The UN Security Council has unanimously condemned North Korea's December rocket launch and expanded existing UN sanctions.
North Korea reacted with a vow to boost its military and nuclear capabilities.
While the resolution does not impose new sanctions on Pyongyang, diplomats said China's support for it was a significant diplomatic blow.
The resolution said the 15-member council "deplores the violations" by North Korea of its previous resolutions.
Those resolutions banned North Korea from conducting further ballistic missile and nuclear tests and from importing materials and technology for those programmes.
It also said the council "expresses its determination to take significant action in the event of a further DPRK [North Korean] launch or nuclear test".
North Korea reacted quickly, saying it would hold no more talks on the "de-nuclearisation" of the Korean peninsula and would boost its military and nuclear capabilities.

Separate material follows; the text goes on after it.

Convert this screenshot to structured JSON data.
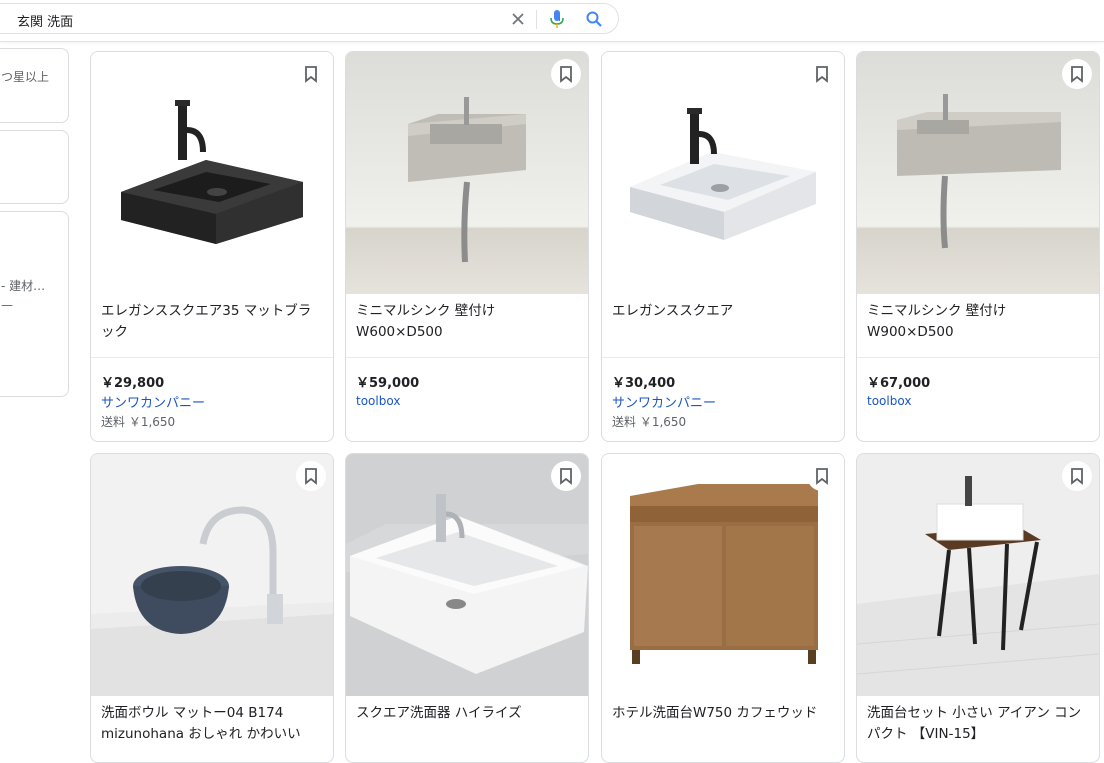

"We will take measures to boost and strengthen our defensive military power including nuclear deterrence," its Foreign Ministry said in a statement carried by state news agency KCNA.
The US special envoy on North Korea urged Pyongyang to back down from further provocative actions but left the door open for dialogue.
"If they can... begin to take concrete steps to indicate their interests in returning to diplomacy, they may find willing partners in that process," Glyn Davies told reporters as he arrived in Seoul to meet his South Korean counterparts.
Six-party talks aimed at halting North Korea's nuclear programme have involved North Korea, the United States, China, Japan, Russia and South Korea.
They have been held intermittently since 2003 but have stalled since 2008.
Russia's Foreign Minister Sergei Lavrov said North Korea should pay heed to the international community and adhere to limits on its missile and nuclear programmes.
South Korea says the North is technically ready for a third nuclear test, and satellite images show it is actively working on its nuclear site.
However, political analysts said they viewed a test as unlikely in the near-term.
There are concerns that North Korea could stage a test using highly enriched uranium for the first time.
This would give it a second path to a nuclear bomb and enable it to preserve its stocks of plutonium, which are believed to be sufficient for about 12 nuclear devices.